Ну, вот зачем, зачем взяла Алена с собой на дежурство эту книгу?! Толстый переплет, четыреста восемьдесят восемь страниц. На обложке сзади фотография - он, да вроде бы и не на много моложе, чем теперь: книга выпущена в девяносто девятом, значит, три года назад. "Ракита Александр Тимофеевич родился в 1947 году в селе Знаменское Ставропольского края." Надо же, почти как Аленин отец, царствие ему небесное, тоже в сорок седьмом родился, только в Курской губернии. "Закончил Грозненский нефтяной институт. С 1971 по 1985 год работал на монтаже химических и нефтяных заводов, трасс газопроводов, аэропортов, нефтебаз и т.д. С 1985 года - член Союза писателей. Лауреат Ленинской премии, премий имени Чехова, Н.Островского... Почетный гражданин штата Нью-Мехико..."
Ладно были бы у него рассказы какие-нибудь дурацкие - про комиссаров там и все такое... Так нет же! Четыреста восемьдесят восемь страниц горькой печали и светлой радости, любви, надежды, нежности и других невозможных в своей душевной теплоте слов.
"...По пустынным и тихим улицам мимо спящих домов и деревьев я вышел к одноэтажному белому домику у реки с яблоневым садом и окнами на восток.

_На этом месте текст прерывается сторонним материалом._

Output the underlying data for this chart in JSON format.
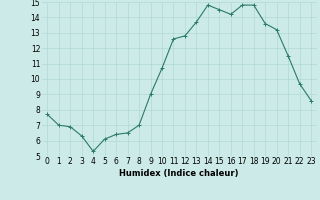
{
  "x": [
    0,
    1,
    2,
    3,
    4,
    5,
    6,
    7,
    8,
    9,
    10,
    11,
    12,
    13,
    14,
    15,
    16,
    17,
    18,
    19,
    20,
    21,
    22,
    23
  ],
  "y": [
    7.7,
    7.0,
    6.9,
    6.3,
    5.3,
    6.1,
    6.4,
    6.5,
    7.0,
    9.0,
    10.7,
    12.6,
    12.8,
    13.7,
    14.8,
    14.5,
    14.2,
    14.8,
    14.8,
    13.6,
    13.2,
    11.5,
    9.7,
    8.6
  ],
  "xlabel": "Humidex (Indice chaleur)",
  "ylim": [
    5,
    15
  ],
  "xlim_min": -0.5,
  "xlim_max": 23.5,
  "yticks": [
    5,
    6,
    7,
    8,
    9,
    10,
    11,
    12,
    13,
    14,
    15
  ],
  "xticks": [
    0,
    1,
    2,
    3,
    4,
    5,
    6,
    7,
    8,
    9,
    10,
    11,
    12,
    13,
    14,
    15,
    16,
    17,
    18,
    19,
    20,
    21,
    22,
    23
  ],
  "line_color": "#2a7a6a",
  "marker_color": "#2a7a6a",
  "bg_color": "#cceae8",
  "grid_color": "#aad4d0",
  "font_color": "#000000",
  "tick_fontsize": 5.5,
  "xlabel_fontsize": 6.0,
  "linewidth": 0.8,
  "markersize": 2.5
}
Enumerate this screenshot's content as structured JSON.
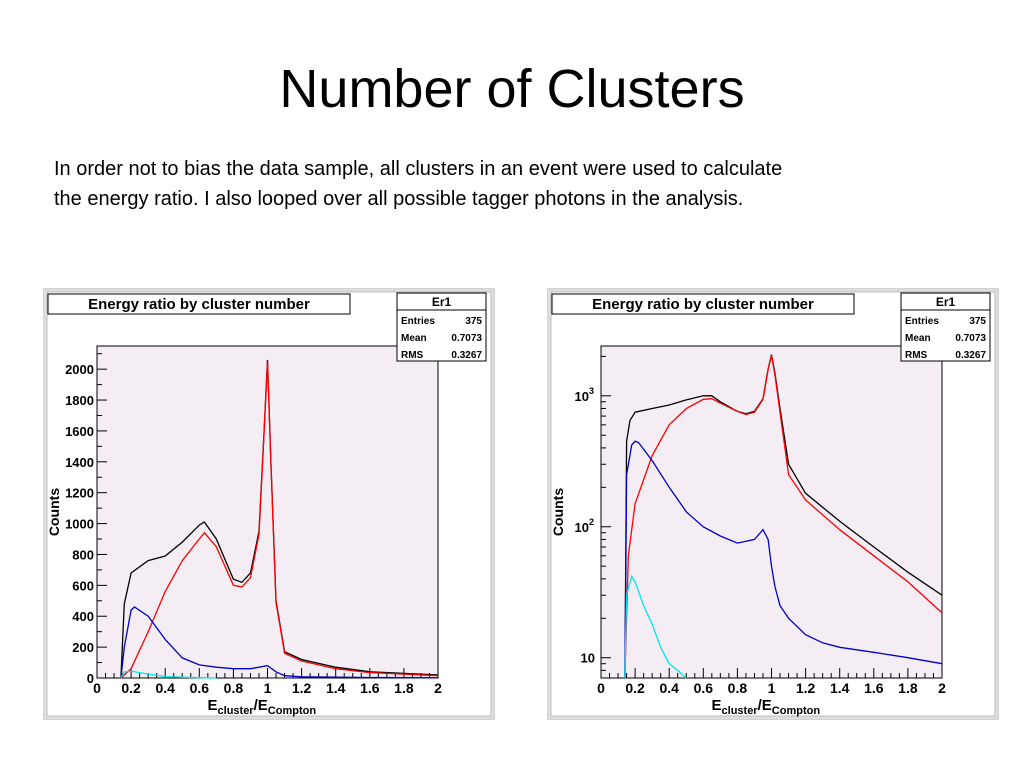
{
  "slide": {
    "title": "Number of Clusters",
    "body_line1": "In order not to bias the data sample, all clusters in an event were used to calculate",
    "body_line2": "the energy ratio.  I also looped over all possible tagger photons in the analysis."
  },
  "colors": {
    "black": "#000000",
    "red": "#ff0000",
    "blue": "#0000cc",
    "cyan": "#00e5ee",
    "pad": "#f4eef4",
    "frame": "#dedede"
  },
  "chart_data": [
    {
      "type": "line",
      "title": "Energy ratio by cluster number",
      "xlabel_main": "E",
      "xlabel_sub1": "cluster",
      "xlabel_slash": "/E",
      "xlabel_sub2": "Compton",
      "ylabel": "Counts",
      "xlim": [
        0,
        2
      ],
      "ylim": [
        0,
        2150
      ],
      "log_y": false,
      "x_ticks": [
        "0",
        "0.2",
        "0.4",
        "0.6",
        "0.8",
        "1",
        "1.2",
        "1.4",
        "1.6",
        "1.8",
        "2"
      ],
      "y_ticks": [
        "0",
        "200",
        "400",
        "600",
        "800",
        "1000",
        "1200",
        "1400",
        "1600",
        "1800",
        "2000"
      ],
      "y_tick_values": [
        0,
        200,
        400,
        600,
        800,
        1000,
        1200,
        1400,
        1600,
        1800,
        2000
      ],
      "stats": {
        "name": "Er1",
        "rows": [
          [
            "Entries",
            "375"
          ],
          [
            "Mean",
            "0.7073"
          ],
          [
            "RMS",
            "0.3267"
          ]
        ]
      },
      "series": [
        {
          "color": "#000000",
          "x": [
            0.14,
            0.16,
            0.2,
            0.3,
            0.4,
            0.5,
            0.6,
            0.63,
            0.7,
            0.8,
            0.85,
            0.9,
            0.95,
            0.98,
            1.0,
            1.02,
            1.05,
            1.1,
            1.2,
            1.4,
            1.6,
            1.8,
            2.0
          ],
          "y": [
            0,
            480,
            680,
            760,
            790,
            880,
            990,
            1010,
            900,
            640,
            620,
            680,
            950,
            1600,
            2060,
            1400,
            500,
            170,
            120,
            70,
            40,
            30,
            20
          ]
        },
        {
          "color": "#ff0000",
          "x": [
            0.14,
            0.2,
            0.3,
            0.4,
            0.5,
            0.6,
            0.63,
            0.7,
            0.8,
            0.85,
            0.9,
            0.95,
            0.98,
            1.0,
            1.02,
            1.05,
            1.1,
            1.2,
            1.4,
            1.6,
            1.8,
            2.0
          ],
          "y": [
            0,
            60,
            300,
            560,
            760,
            900,
            940,
            850,
            600,
            590,
            650,
            930,
            1590,
            2050,
            1390,
            490,
            160,
            110,
            60,
            35,
            25,
            15
          ]
        },
        {
          "color": "#0000cc",
          "x": [
            0.14,
            0.16,
            0.2,
            0.22,
            0.3,
            0.4,
            0.5,
            0.6,
            0.7,
            0.8,
            0.9,
            0.95,
            1.0,
            1.05,
            1.1,
            1.2,
            1.4,
            1.6,
            1.8,
            2.0
          ],
          "y": [
            0,
            200,
            440,
            460,
            400,
            250,
            130,
            85,
            70,
            60,
            60,
            70,
            80,
            40,
            15,
            8,
            5,
            3,
            2,
            1
          ]
        },
        {
          "color": "#00e5ee",
          "x": [
            0.14,
            0.16,
            0.2,
            0.3,
            0.4,
            0.5,
            0.6,
            0.7
          ],
          "y": [
            0,
            40,
            45,
            25,
            10,
            5,
            2,
            0
          ]
        }
      ]
    },
    {
      "type": "line",
      "title": "Energy ratio by cluster number",
      "xlabel_main": "E",
      "xlabel_sub1": "cluster",
      "xlabel_slash": "/E",
      "xlabel_sub2": "Compton",
      "ylabel": "Counts",
      "xlim": [
        0,
        2
      ],
      "ylim": [
        7,
        2400
      ],
      "log_y": true,
      "x_ticks": [
        "0",
        "0.2",
        "0.4",
        "0.6",
        "0.8",
        "1",
        "1.2",
        "1.4",
        "1.6",
        "1.8",
        "2"
      ],
      "y_ticks": [
        "10",
        "10",
        "10"
      ],
      "y_tick_sups": [
        "",
        "2",
        "3"
      ],
      "y_tick_values": [
        10,
        100,
        1000
      ],
      "stats": {
        "name": "Er1",
        "rows": [
          [
            "Entries",
            "375"
          ],
          [
            "Mean",
            "0.7073"
          ],
          [
            "RMS",
            "0.3267"
          ]
        ]
      },
      "series": [
        {
          "color": "#000000",
          "x": [
            0.14,
            0.15,
            0.17,
            0.2,
            0.3,
            0.4,
            0.5,
            0.6,
            0.65,
            0.7,
            0.8,
            0.85,
            0.9,
            0.95,
            0.98,
            1.0,
            1.02,
            1.05,
            1.1,
            1.2,
            1.4,
            1.6,
            1.8,
            2.0
          ],
          "y": [
            7,
            450,
            650,
            750,
            800,
            850,
            930,
            1000,
            1000,
            900,
            760,
            730,
            760,
            950,
            1600,
            2060,
            1500,
            800,
            300,
            180,
            110,
            70,
            45,
            30
          ]
        },
        {
          "color": "#ff0000",
          "x": [
            0.14,
            0.16,
            0.2,
            0.3,
            0.4,
            0.5,
            0.6,
            0.65,
            0.7,
            0.8,
            0.85,
            0.9,
            0.95,
            0.98,
            1.0,
            1.02,
            1.05,
            1.1,
            1.2,
            1.4,
            1.6,
            1.8,
            2.0
          ],
          "y": [
            7,
            60,
            150,
            350,
            600,
            800,
            940,
            950,
            880,
            760,
            720,
            750,
            940,
            1580,
            2030,
            1450,
            750,
            250,
            160,
            95,
            60,
            38,
            22
          ]
        },
        {
          "color": "#0000cc",
          "x": [
            0.14,
            0.15,
            0.18,
            0.2,
            0.22,
            0.3,
            0.4,
            0.5,
            0.6,
            0.7,
            0.8,
            0.9,
            0.95,
            0.98,
            1.0,
            1.02,
            1.05,
            1.1,
            1.2,
            1.3,
            1.4,
            1.6,
            1.8,
            2.0
          ],
          "y": [
            7,
            250,
            420,
            450,
            440,
            320,
            200,
            130,
            100,
            85,
            75,
            80,
            95,
            80,
            50,
            35,
            25,
            20,
            15,
            13,
            12,
            11,
            10,
            9
          ]
        },
        {
          "color": "#00e5ee",
          "x": [
            0.14,
            0.15,
            0.18,
            0.2,
            0.25,
            0.3,
            0.35,
            0.4,
            0.45,
            0.5
          ],
          "y": [
            7,
            30,
            42,
            38,
            25,
            18,
            12,
            9,
            8,
            7
          ]
        }
      ]
    }
  ]
}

Волнение охватило меня, когда я увидел, что одно из окон открыто и женщина сидит у окна.
Высокие черные георгины росли перед окном, и слышался запах роз и каких-то неизвестных мне, неразличимых в сумраке растений.
Я шагнул по цветам, по отсыревшей земле к окну, взял еe руки. Мама!
- Саша! - сказала она, теряя дыхание. - Откуда ты? Я видела сон, будто ты идешь... и проснулась... и стала ждать, не могла уснуть...
Я сам ошеломлен был своим приездом.
Просто тогда, в пятницу, после работы, я вдруг почувствовал, что не могу ни минуты промедлить и должен тотчас же, как можно скорей, ехать, спешить туда, где меня обязательно ждали."
И в ушах стоял его голос: "Да нет, уже не ждут меня нигде. Знаете ли, так случается в жизни иногда."
Ну зачем он так написал?! Зачем она вообще тогда к нему подошла?
Зачем написал он на титульном листе: "Ангелу на счастье"?!
Какое право он имел так написать - рвать сейчас Аленино сердце жалостью... Писал, наверное, старательно выводя трясущейся рукой корявые буквы, завернул в газетку и что - целый год ждал встречи? Ждал своего ангела-спасителя? А ангел припоздал...
Алена с ужасом вспоминала, как сотрясало и рвало кашлем его хилую грудь. Бросила. Как будто отца бросила там умирать на этой чертовой остановке.
Вот здесь, как у него написано: "Где-то в душе я был всегда одинок, безрассудство поступков отличало меня от друзей, но я не погиб в этом городе от одиночества, потому что любил его - этот сказочный, удивительный город..."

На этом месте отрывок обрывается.